Though in residence at Michigan State University in East Lansing, where violinist Walter Verdehr and clarinetist Elsa Ludewig-Verdehr teach, pianist Yuri Funahashi lives in Wilton and teaches at the University of Maine in Farmington. She is known statewide for her performances with such chamber ensembles as the Nordica Trio and the Funahashi-Pane Duo.

A highlight of the trio’s Bates program is the world premiere of Conyngham’s “Playground.” In addition, the trio performs its own arrangement of the Andante-Allegretto (Op. 43, No. 13) from Beethoven’s music for the ballet “The Creatures of Prometheus”; Carlsen’s 1987 “Penumbra”; Peter Sculthorpe’s 1992 “Dreamtracks,” inspired by the Australian landscape; William Brohn’s adaptation of music by songs by George and Ira Gershwin; and “Tibetan Dance,” composed and dedicated to the Verdehr Trio by Bright Sheng.

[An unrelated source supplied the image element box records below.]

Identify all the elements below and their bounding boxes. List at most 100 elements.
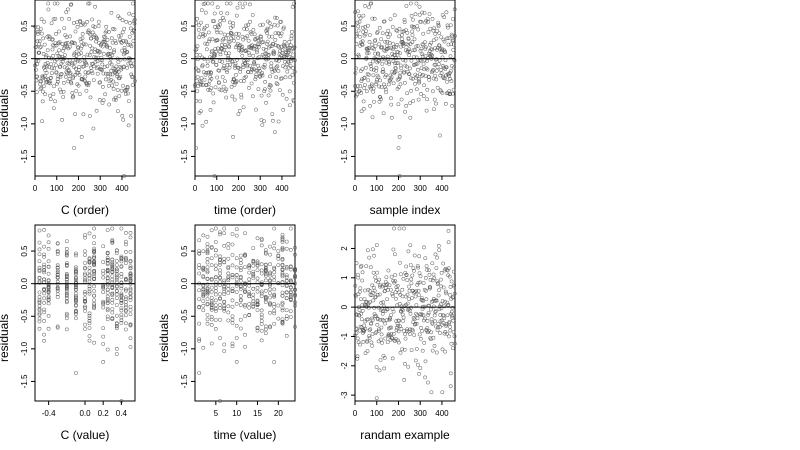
data-point: [110, 291, 115, 296]
data-point: [106, 71, 110, 76]
data-point: [42, 307, 46, 312]
data-point: [436, 244, 441, 248]
data-point: [82, 64, 86, 69]
data-point: [409, 14, 414, 18]
data-point: [247, 305, 252, 310]
data-point: [92, 241, 96, 246]
data-point: [443, 349, 447, 354]
data-point: [356, 54, 361, 59]
y-axis-label: residuals: [157, 314, 171, 362]
data-point: [433, 57, 438, 62]
data-point: [255, 308, 260, 312]
data-point: [388, 317, 393, 322]
y-tick-label: 0.5: [340, 20, 349, 32]
data-point: [386, 82, 391, 87]
data-point: [218, 258, 222, 262]
data-point: [213, 25, 217, 29]
data-point: [287, 48, 291, 52]
data-point: [261, 46, 266, 51]
data-point: [92, 259, 96, 264]
data-point: [354, 66, 358, 71]
data-point: [424, 288, 428, 293]
data-point: [264, 100, 268, 105]
data-point: [273, 38, 278, 42]
data-point: [201, 308, 206, 313]
data-point: [44, 53, 49, 58]
data-point: [383, 321, 387, 326]
data-point: [83, 304, 87, 309]
data-point: [78, 37, 83, 41]
data-point: [105, 347, 110, 352]
data-point: [37, 303, 42, 308]
data-point: [87, 326, 92, 330]
data-point: [409, 348, 414, 352]
data-point: [446, 36, 451, 40]
data-point: [420, 54, 425, 59]
data-point: [124, 257, 128, 261]
data-point: [83, 74, 88, 79]
data-point: [354, 312, 358, 316]
data-point: [124, 297, 128, 301]
data-point: [387, 40, 392, 45]
data-point: [101, 244, 106, 249]
data-point: [89, 69, 94, 73]
data-point: [128, 286, 133, 291]
x-tick-label: 100: [370, 409, 384, 418]
data-point: [366, 78, 371, 83]
data-point: [288, 75, 292, 80]
data-point: [119, 291, 124, 296]
data-point: [354, 42, 359, 46]
data-point: [272, 308, 277, 313]
data-point: [369, 340, 374, 345]
data-point: [105, 255, 110, 260]
data-point: [73, 29, 78, 34]
data-point: [243, 289, 247, 294]
data-point: [262, 119, 266, 123]
data-point: [283, 65, 288, 70]
data-point: [217, 87, 222, 92]
data-point: [222, 287, 227, 291]
data-point: [106, 83, 111, 88]
data-point: [280, 319, 285, 324]
data-point: [218, 19, 223, 23]
data-point: [234, 13, 239, 18]
data-point: [92, 306, 96, 311]
data-point: [217, 81, 221, 85]
data-point: [105, 276, 110, 281]
data-point: [37, 259, 42, 264]
data-point: [405, 30, 410, 35]
data-point: [448, 325, 452, 329]
data-point: [255, 261, 260, 265]
data-point: [74, 269, 78, 273]
data-point: [201, 233, 206, 238]
data-point: [110, 269, 115, 274]
data-point: [366, 248, 370, 253]
data-point: [433, 32, 438, 36]
data-point: [222, 231, 227, 235]
data-point: [87, 80, 91, 85]
data-point: [255, 262, 260, 267]
data-point: [399, 66, 404, 71]
data-point: [253, 75, 258, 79]
data-point: [431, 76, 436, 81]
data-point: [363, 288, 367, 293]
data-point: [215, 75, 219, 80]
data-point: [275, 82, 280, 87]
data-point: [114, 296, 119, 300]
data-point: [353, 284, 358, 288]
data-point: [375, 292, 380, 297]
data-point: [402, 347, 407, 352]
data-point: [354, 327, 359, 332]
data-point: [117, 94, 122, 98]
data-point: [280, 273, 285, 277]
data-point: [238, 298, 243, 303]
data-point: [433, 46, 437, 51]
data-point: [226, 287, 231, 291]
data-point: [356, 9, 360, 14]
data-point: [444, 324, 448, 328]
data-point: [263, 272, 268, 277]
data-point: [65, 41, 70, 45]
data-point: [364, 89, 369, 94]
data-point: [69, 81, 74, 86]
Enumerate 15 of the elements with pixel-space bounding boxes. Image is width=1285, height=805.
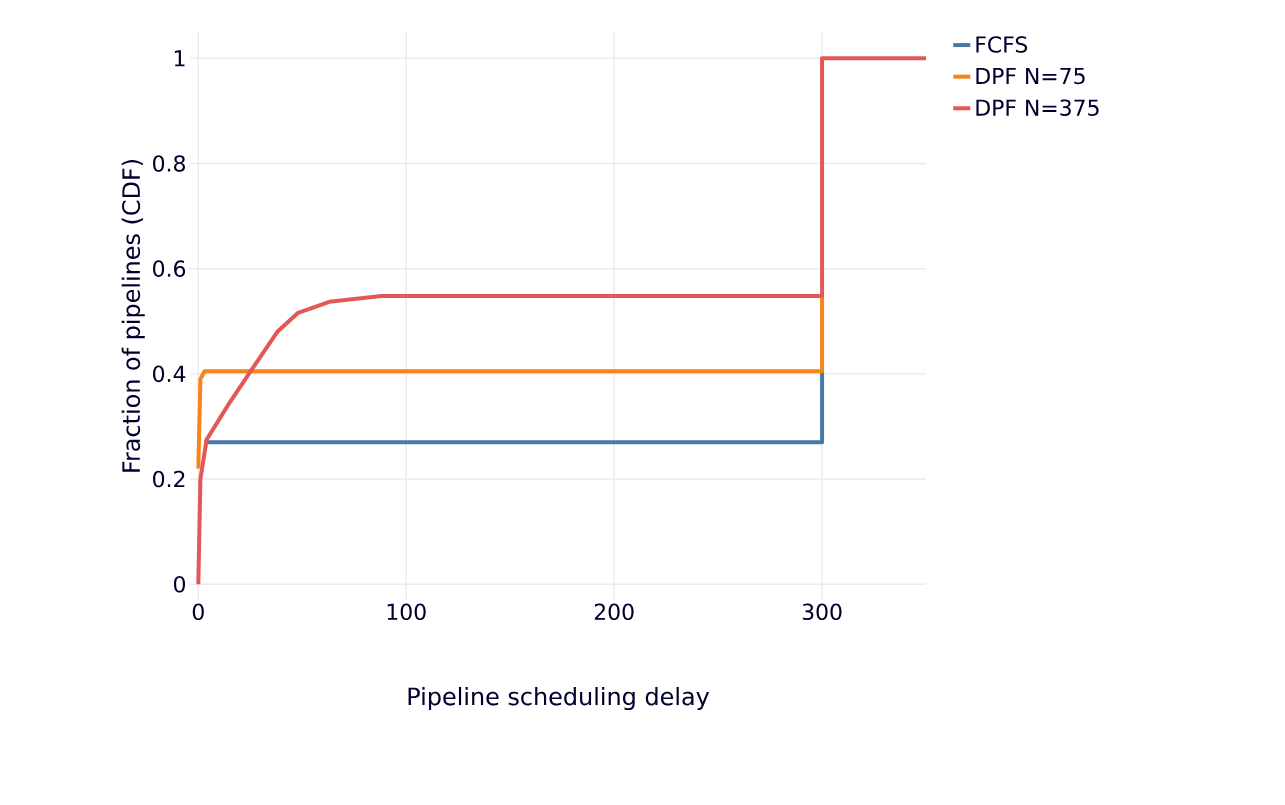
y-tick-label: 0.8	[153, 155, 185, 172]
y-axis-title: Fraction of pipelines (CDF)	[121, 160, 145, 472]
x-tick-label: 0	[192, 603, 204, 621]
x-tick-label: 300	[802, 603, 842, 621]
legend-label: FCFS	[976, 36, 1028, 53]
y-tick-label: 0.2	[153, 470, 185, 488]
legend-label: DPF N=375	[976, 99, 1099, 116]
y-tick-label: 0.4	[153, 365, 186, 383]
x-tick-label: 100	[387, 603, 426, 621]
y-tick-label: 1	[174, 50, 185, 67]
y-tick-label: 0.6	[153, 260, 186, 277]
y-tick-label: 0	[173, 575, 186, 593]
legend-label: DPF N=75	[976, 67, 1085, 85]
x-tick-label: 200	[594, 603, 634, 621]
x-axis-title: Pipeline scheduling delay	[408, 686, 710, 711]
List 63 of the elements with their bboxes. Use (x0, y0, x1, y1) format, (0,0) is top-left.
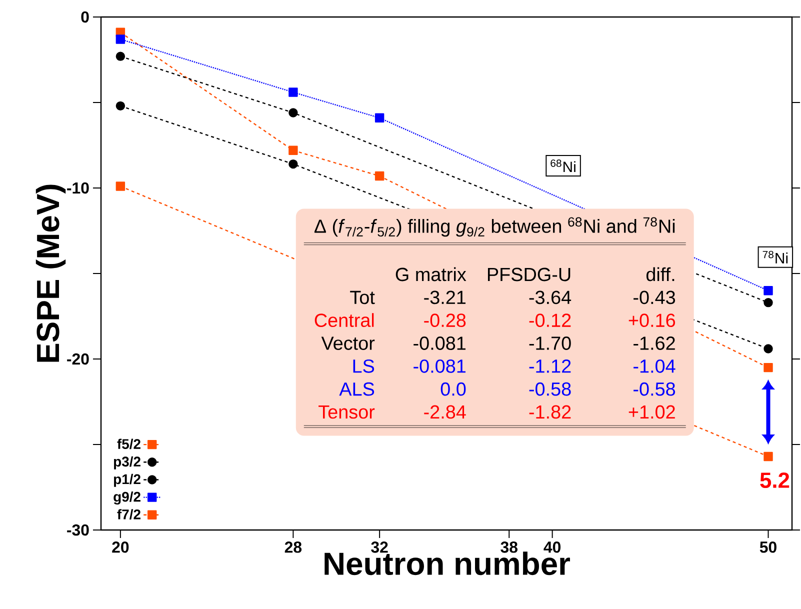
annotation: -3.64 (529, 290, 572, 304)
annotation: 5.2 (760, 472, 790, 488)
annotation: -0.12 (529, 314, 571, 328)
y-tick-label: -10 (67, 182, 89, 194)
annotation: G matrix (396, 267, 466, 282)
x-tick-label: 50 (760, 542, 776, 553)
point (116, 52, 126, 61)
annotation: LS (353, 359, 374, 373)
annotation: +0.16 (628, 314, 676, 328)
point (116, 34, 126, 44)
annotation: Tot (350, 290, 375, 304)
y-axis-title: ESPE (MeV) (36, 184, 66, 362)
point (764, 452, 773, 462)
legend-label: g9/2 (114, 492, 140, 505)
annotation: Central (314, 313, 374, 328)
annotation: PFSDG-U (488, 268, 570, 282)
legend-label: p3/2 (114, 456, 140, 470)
x-tick-label: 40 (544, 542, 561, 553)
y-tick-label: -20 (67, 353, 89, 365)
annotation: -0.58 (634, 382, 676, 396)
annotation: ALS (339, 382, 374, 396)
annotation: $^{78}$Ni (762, 250, 788, 264)
text: Δ (f$_{7/2}$-f$_{5/2}$) filling g$_{9/2}$ between $^{68}$Ni and $^{78}$Ni (314, 217, 675, 237)
point (116, 101, 126, 111)
annotation: -1.70 (529, 336, 571, 350)
point (374, 171, 384, 181)
annotation: -3.21 (424, 290, 466, 304)
annotation: -1.62 (634, 336, 675, 350)
annotation: -1.82 (529, 405, 571, 419)
x-axis-title: Neutron number (324, 552, 570, 576)
annotation: +1.02 (628, 405, 675, 419)
y-tick-label: 0 (81, 11, 89, 23)
annotation: $^{68}$Ni (550, 160, 576, 172)
x-tick-label: 38 (500, 542, 518, 553)
annotation: -0.081 (414, 359, 466, 373)
annotation: Vector (321, 336, 375, 350)
annotation: -1.04 (634, 359, 676, 373)
point (764, 362, 773, 372)
point (288, 159, 298, 169)
annotation: Tensor (318, 405, 375, 419)
point (764, 344, 773, 354)
x-tick-label: 28 (284, 542, 302, 553)
annotation: -2.84 (424, 405, 466, 419)
x-tick-label: 20 (112, 542, 129, 553)
x-tick-label: 32 (371, 542, 388, 553)
y-tick-label: -30 (67, 524, 89, 536)
point (288, 146, 298, 155)
legend-label: f7/2 (117, 509, 140, 520)
annotation: -0.28 (424, 314, 466, 328)
point (374, 113, 384, 122)
point (288, 88, 298, 97)
annotation: 0.0 (440, 382, 466, 396)
point (116, 182, 126, 191)
annotation: diff. (646, 267, 674, 282)
point (764, 298, 773, 308)
annotation: -0.081 (414, 336, 466, 350)
annotation: -0.43 (634, 290, 676, 304)
legend-label: f5/2 (117, 438, 140, 450)
point (288, 108, 298, 118)
point (764, 286, 773, 296)
annotation: -0.58 (529, 382, 571, 396)
annotation: -1.12 (529, 359, 571, 373)
legend-label: p1/2 (114, 474, 140, 487)
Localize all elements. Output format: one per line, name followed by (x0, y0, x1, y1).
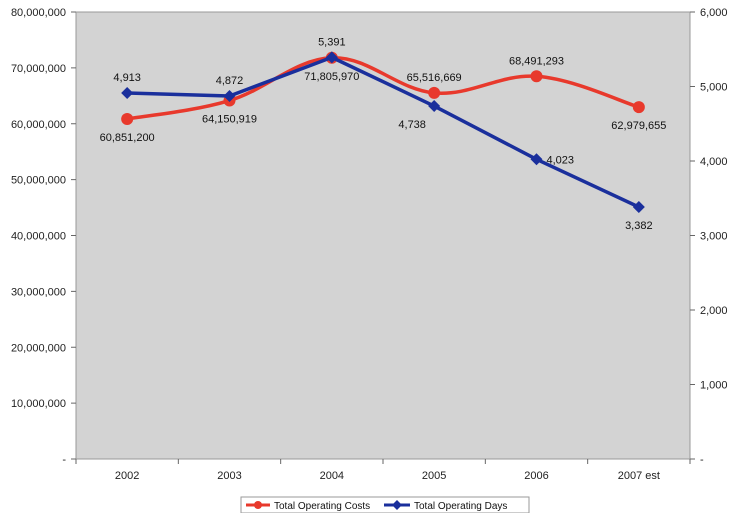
data-label: 4,872 (216, 75, 244, 87)
series-layer (121, 51, 645, 214)
right-axis: - 1,000 2,000 3,000 4,000 5,000 6,000 (690, 7, 728, 466)
right-axis-tick-label: 6,000 (700, 7, 728, 19)
x-axis-tick-label: 2002 (115, 470, 139, 482)
left-axis: - 10,000,000 20,000,000 30,000,000 40,000,00… (11, 7, 76, 466)
legend-costs-label: Total Operating Costs (274, 501, 370, 512)
data-label: 60,851,200 (100, 132, 155, 144)
left-axis-tick-label: 40,000,000 (11, 231, 66, 243)
legend-days-label: Total Operating Days (414, 501, 507, 512)
data-label: 65,516,669 (407, 72, 462, 84)
data-point (530, 70, 543, 83)
data-label: 68,491,293 (509, 55, 564, 67)
left-axis-tick-label: 60,000,000 (11, 119, 66, 131)
right-axis-tick-label: 2,000 (700, 305, 728, 317)
x-axis-tick-label: 2007 est (618, 470, 660, 482)
legend-costs-marker (254, 501, 262, 509)
left-axis-tick-label: - (62, 454, 66, 466)
plot-area (75, 11, 691, 460)
left-axis-tick-label: 80,000,000 (11, 7, 66, 19)
x-axis-tick-label: 2003 (217, 470, 241, 482)
data-point (121, 86, 134, 99)
data-point (223, 90, 236, 103)
left-axis-tick-label: 10,000,000 (11, 398, 66, 410)
left-axis-tick-label: 70,000,000 (11, 63, 66, 75)
x-axis-tick-label: 2006 (524, 470, 548, 482)
data-point (428, 86, 441, 99)
legend: Total Operating Costs Total Operating Da… (240, 496, 530, 513)
data-label: 4,023 (547, 154, 575, 166)
data-labels: 60,851,200 64,150,919 71,805,970 65,516,669… (100, 36, 667, 232)
right-axis-tick-label: 4,000 (700, 156, 728, 168)
data-label: 5,391 (318, 36, 346, 48)
x-axis-tick-label: 2004 (320, 470, 344, 482)
data-label: 64,150,919 (202, 114, 257, 126)
left-axis-tick-label: 30,000,000 (11, 286, 66, 298)
data-label: 4,913 (113, 72, 141, 84)
right-axis-tick-label: - (700, 454, 704, 466)
right-axis-tick-label: 3,000 (700, 231, 728, 243)
series-total-operating-days (121, 51, 645, 214)
data-label: 62,979,655 (611, 120, 666, 132)
right-axis-tick-label: 5,000 (700, 82, 728, 94)
right-axis-tick-label: 1,000 (700, 380, 728, 392)
data-point (530, 153, 543, 166)
data-label: 4,738 (398, 119, 426, 131)
data-point (632, 201, 645, 214)
legend-days-marker (392, 500, 402, 510)
series-line (125, 56, 641, 121)
left-axis-tick-label: 20,000,000 (11, 342, 66, 354)
x-axis-tick-label: 2005 (422, 470, 446, 482)
left-axis-tick-label: 50,000,000 (11, 175, 66, 187)
data-label: 3,382 (625, 220, 653, 232)
data-point (325, 51, 338, 64)
data-point (121, 112, 134, 125)
data-point (632, 101, 645, 114)
series-line (125, 55, 641, 209)
data-label: 71,805,970 (304, 71, 359, 83)
data-point (428, 100, 441, 113)
x-axis: 2002 2003 2004 2005 2006 2007 est (75, 459, 691, 482)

One of Maine’s best-known pianists, Bates College artist-in-residence Frank Glazer is a musician of international stature. His long career includes numerous recordings, and countless solo recitals and performances with orchestras and chamber ensembles, including the New England Piano Quartette, of which he was a founder.

Glazer, 89, taught at the Eastman School of Music for 15 years before retiring to Maine with his wife, Ruth, in 1980. The couple founded the Saco River Festival, held in Cornish every summer. A student of pianist Artur Schnabel in the 1930s and ’40s, Glazer is one of the few remaining proteges of that great musician.

The first Kazushige Hirasawa Professor of History at Bates and a specialist in Japanese history, Atsuko Hirai is a graduate of Tokyo University and earned her Ph.D. in government at Harvard. She and Glazer perform together occasionally at Bates.

Philip Carlsen has degrees from the University of Washington, Brooklyn College and the CUNY Graduate Center. His many compositions include works for such Maine ensembles as the Portland Symphony Orchestra and Bates’ gamelan orchestra, and a commission from the National Symphony Orchestra and the Kennedy Center in connection with the orchestra’s residency in Maine. Carlsen teaches half-time at UMF and half-time at Bates, where he conducts the college orchestra.